Date: Friday, July 12
Scripture: Acts 10:34-48
Verse: The circumcised believers who had come with Peter were astounded that the gift of the Holy Spirit had been poured out even on the Gentiles, for they heard them speaking in tongues and extolling God. (Acts 10:45-46a)
When I was fresh out of seminary, I thought I had figured out how God worked. I had a Masters of Divnity degree, literally the mastery of the knowledge of God. I was pretty sure God worked through reason and logic, and given enough time I would be able to figure most of it out. Then I got appointed to my first church. A woman in the congregation was diagnosed with cancer. We prayed and had healing services, and after her surgery they decided they did not need to do chemotherapy because the cancer was completely gone from her system. Another couple in that small church had a baby I baptized in the NICU in the middle of the night because he was never supposed to be well enough to come home from the hospital. Within months I had seen evidence of some miraculous healing. Another woman in the church did some crazy stuff giving away groceries to families who had been laid off by the biggest employer in the area. Her family was worried about her. She knew she was doing what God had called her to do.

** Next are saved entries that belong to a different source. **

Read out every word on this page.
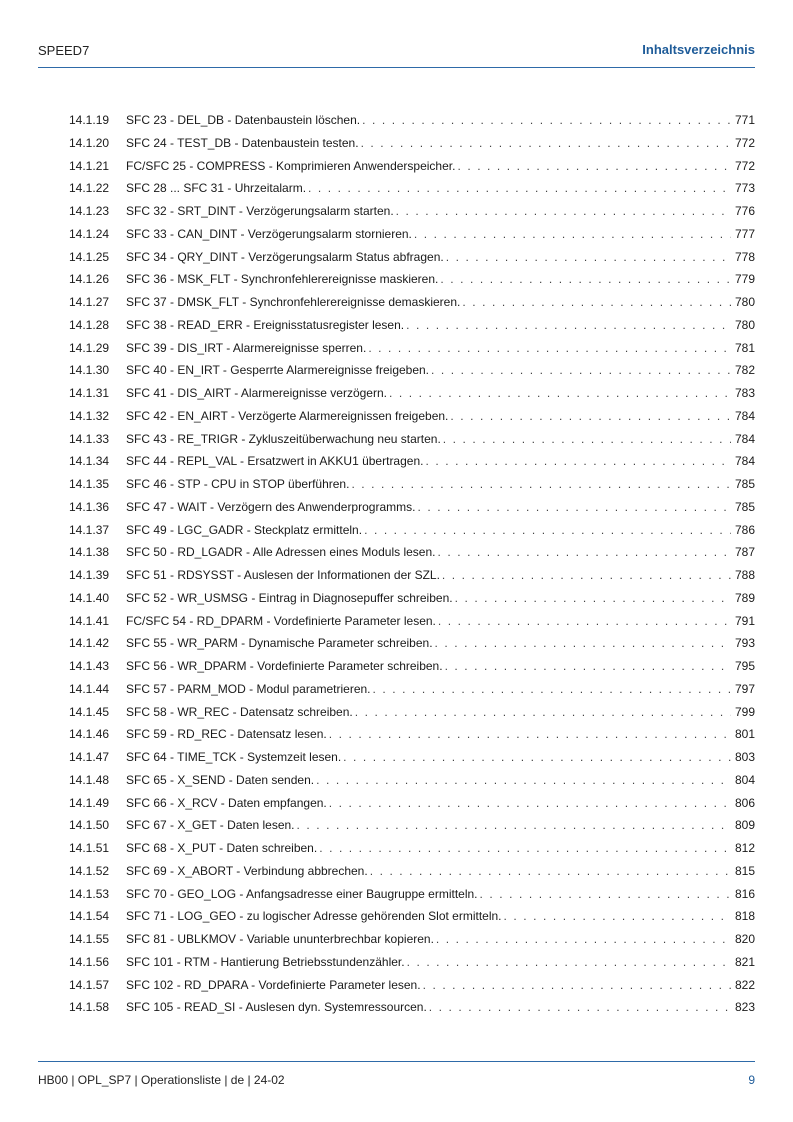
SPEED7	Inhaltsverzeichnis
14.1.19	SFC 23 - DEL_DB - Datenbaustein löschen. . . .	771
14.1.20	SFC 24 - TEST_DB - Datenbaustein testen. . . .	772
14.1.21	FC/SFC 25 - COMPRESS - Komprimieren Anwenderspeicher. . . .	772
14.1.22	SFC 28 ... SFC 31 - Uhrzeitalarm. . . .	773
14.1.23	SFC 32 - SRT_DINT - Verzögerungsalarm starten. . . .	776
14.1.24	SFC 33 - CAN_DINT - Verzögerungsalarm stornieren. . . .	777
14.1.25	SFC 34 - QRY_DINT - Verzögerungsalarm Status abfragen. . . .	778
14.1.26	SFC 36 - MSK_FLT - Synchronfehlerereignisse maskieren. . . .	779
14.1.27	SFC 37 - DMSK_FLT - Synchronfehlerereignisse demaskieren. . . .	780
14.1.28	SFC 38 - READ_ERR - Ereignisstatusregister lesen. . . .	780
14.1.29	SFC 39 - DIS_IRT - Alarmereignisse sperren. . . .	781
14.1.30	SFC 40 - EN_IRT - Gesperrte Alarmereignisse freigeben. . . .	782
14.1.31	SFC 41 - DIS_AIRT - Alarmereignisse verzögern. . . .	783
14.1.32	SFC 42 - EN_AIRT - Verzögerte Alarmereignissen freigeben. . . .	784
14.1.33	SFC 43 - RE_TRIGR - Zykluszeitüberwachung neu starten. . . .	784
14.1.34	SFC 44 - REPL_VAL - Ersatzwert in AKKU1 übertragen. . . .	784
14.1.35	SFC 46 - STP - CPU in STOP überführen. . . .	785
14.1.36	SFC 47 - WAIT - Verzögern des Anwenderprogramms. . . .	785
14.1.37	SFC 49 - LGC_GADR - Steckplatz ermitteln. . . .	786
14.1.38	SFC 50 - RD_LGADR - Alle Adressen eines Moduls lesen. . . .	787
14.1.39	SFC 51 - RDSYSST - Auslesen der Informationen der SZL. . . .	788
14.1.40	SFC 52 - WR_USMSG - Eintrag in Diagnosepuffer schreiben. . . .	789
14.1.41	FC/SFC 54 - RD_DPARM - Vordefinierte Parameter lesen. . . .	791
14.1.42	SFC 55 - WR_PARM - Dynamische Parameter schreiben. . . .	793
14.1.43	SFC 56 - WR_DPARM - Vordefinierte Parameter schreiben. . . .	795
14.1.44	SFC 57 - PARM_MOD - Modul parametrieren. . . .	797
14.1.45	SFC 58 - WR_REC - Datensatz schreiben. . . .	799
14.1.46	SFC 59 - RD_REC - Datensatz lesen. . . .	801
14.1.47	SFC 64 - TIME_TCK - Systemzeit lesen. . . .	803
14.1.48	SFC 65 - X_SEND - Daten senden. . . .	804
14.1.49	SFC 66 - X_RCV - Daten empfangen. . . .	806
14.1.50	SFC 67 - X_GET - Daten lesen. . . .	809
14.1.51	SFC 68 - X_PUT - Daten schreiben. . . .	812
14.1.52	SFC 69 - X_ABORT - Verbindung abbrechen. . . .	815
14.1.53	SFC 70 - GEO_LOG - Anfangsadresse einer Baugruppe ermitteln. . . .	816
14.1.54	SFC 71 - LOG_GEO - zu logischer Adresse gehörenden Slot ermitteln. . . .	818
14.1.55	SFC 81 - UBLKMOV - Variable ununterbrechbar kopieren. . . .	820
14.1.56	SFC 101 - RTM - Hantierung Betriebsstundenzähler. . . .	821
14.1.57	SFC 102 - RD_DPARA - Vordefinierte Parameter lesen. . . .	822
14.1.58	SFC 105 - READ_SI - Auslesen dyn. Systemressourcen. . . .	823
HB00 | OPL_SP7 | Operationsliste | de | 24-02	9
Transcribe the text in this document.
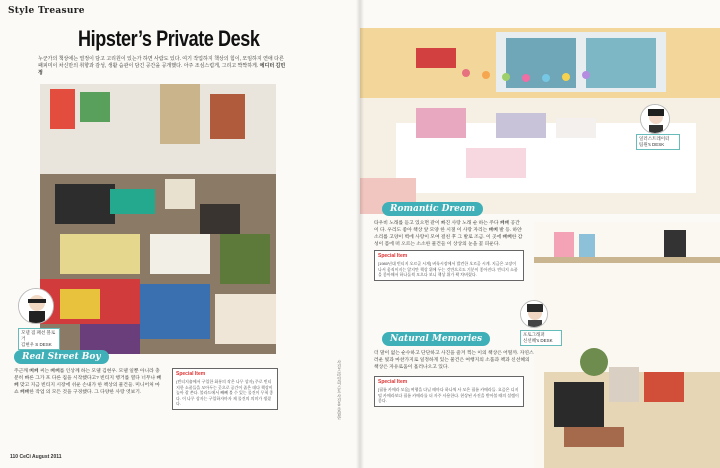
Style Treasure
Hipster’s Private Desk
누군가의 책상에는 열정이 담고 고리원이 있는가 하면 사람도 있다. 여기 작업하지 책상의 힘이, 모임하지 연애 다른 패피미이 차신만의 취향과 감성, 생활 습관이 담긴 공간을 공개했다. 아주 조심스럽게, 그리고 짝짝하게. 에디터 김민정
모델 겸 패션 블로거
김현우 S DESK
Real Street Boy
주근깨 빼빼 씨는 빼빼를 인상께 하는 모델 김현우. 모델 일뿐 아니라 충분히 빠른 그가 포 다른 집을 시작했다고? 빈티지 행거를 열다 너무나 빼빼 맞고 지금 빈티지 시장에 쉬운 손내가 한 책상의 물건들. 미니어처 마 쇼 빼빼한 작업 의 모든 것을 구경했다. 그 다양한 사랑 엿보기.
Special Item
(빈티지숍에서 구입한 화룡의 작은 나무 상자) 주로 빈티지한 소품들을 모아두는 곳으로 공간이 좁은 데다 책상이 높아 잘 쓴다. 볼라드에서 빼빼 볼 수 있는 물건이 무척 좋다. 이 나무 상자는 구입하자마자 제 물건의 의미가 생겼다.	사진/스타일리스트 사진을 클립한
110 CeCi August 2011
일러스트레이터
팀원's DESK
Romantic Dream
타우비 노래를 듣고 있으면 같이 빠진 사랑 노래 순 하는 주다 빼빼 공간이 다. 우리도 좋아 책상 앞 모양 한 시절 이 사랑 자리는 빼빼 발 등. 하얀 소리를 고양이 벽에 사랑이 모여 걸친 후 그 발로 조금. 이 곳에 빼빼한 감성이 몸에 떠 오르는 소소한 물건들 이 상상의 눈을 꽃 피운다.
Special Item
[1980년대 빈티지 오르골 시계] 벼룩시장에서 발견한 오르골 시계. 지금은 고장이 나서 움직이지는 않지만 책상 위에 두는 것만으로도 기분이 좋아진다. 빈티지 소품을 좋아해서 하나둘씩 모으다 보니 책상 위가 꽉 차버렸다.
Natural Memories
더 말이 없는 순수하고 단단하고 사진을 즐겨 찍는 이의 책상은 어떨까. 자연스러운 빛과 마찬가지로 일정하게 있는 물건은 여행지의 소품과 책과 신선혜의 책상은 자유로움이 흘러나오고 있다.
Special Item
[필름 카메라 모음] 여행을 다닐 때마다 하나씩 사 모은 필름 카메라들. 요즘은 디지털 카메라보다 필름 카메라를 더 자주 사용한다. 현상된 사진을 받아볼 때의 설렘이 좋다.
포토그래퍼
신선혜's DESK
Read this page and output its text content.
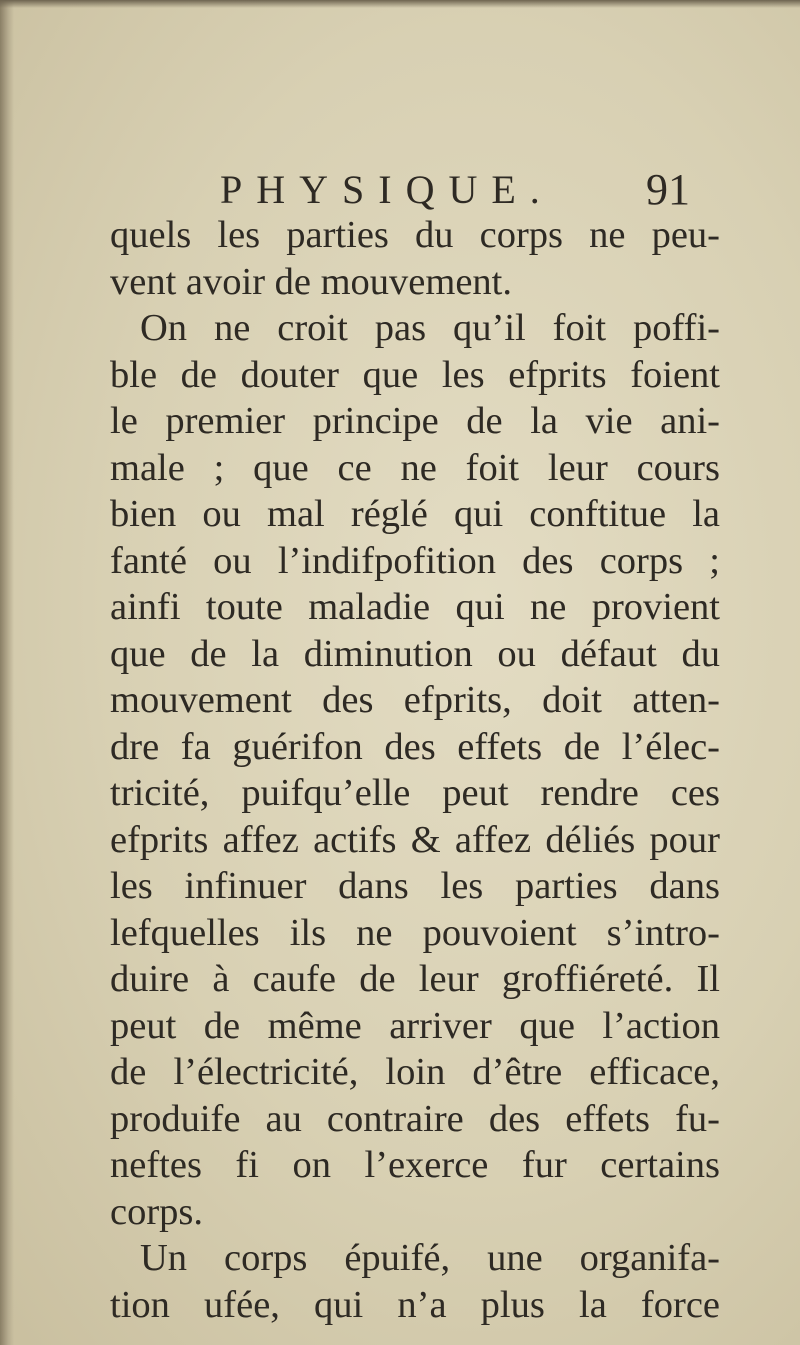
PHYSIQUE. 91
quels les parties du corps ne peu-
vent avoir de mouvement.
On ne croit pas qu’il foit poffi-
ble de douter que les efprits foient
le premier principe de la vie ani-
male ; que ce ne foit leur cours
bien ou mal réglé qui conftitue la
fanté ou l’indifpofition des corps ;
ainfi toute maladie qui ne provient
que de la diminution ou défaut du
mouvement des efprits, doit atten-
dre fa guérifon des effets de l’élec-
tricité, puifqu’elle peut rendre ces
efprits affez actifs & affez déliés pour
les infinuer dans les parties dans
lefquelles ils ne pouvoient s’intro-
duire à caufe de leur groffiéreté. Il
peut de même arriver que l’action
de l’électricité, loin d’être efficace,
produife au contraire des effets fu-
neftes fi on l’exerce fur certains
corps.
Un corps épuifé, une organifa-
tion ufée, qui n’a plus la force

At first I was weirded out by all of this that made no sense but was obviously of God. God wasn’t fitting into my seminary-trained, logical box box where I was trying to squeeze him. I began to think about God differently. I began to realize he was out of my control.
Control is a seductive illusion. We like to believe we are in control of people around us, our circumstances, and seek to control our own emotions. Additionally, we try to control the work of God in our lives and the world around us. One of the great keys of life is learning to sort between that which is within our control and that which is beyond it.
I wish I could tell you I learned back then to be comfortable when I am out of control, and trust that God was always in control. But I’m still learning. I’m getting better, but I still struggle to give up on those things I cannot control, and only focus on those I can. More importantly, I grow ever more comfortable with God being far beyond my control. I have become fond of saying, “Any god that fits in my mind, is no god at all.”
When Peter saw God shower these Gentiles with the Holy Spirit, reliving his own Pentecost moment, there was a renewal of his sense of being out of control. God was doing something that did not fit his paradigm. He needed a new one. Kinda like me those first couple of years out of seminary.
Prayer: Remind me again, Lord Jesus Christ, it is ok to surrender to control to you. Amen.
Action: Open yourself up to be surprised by God.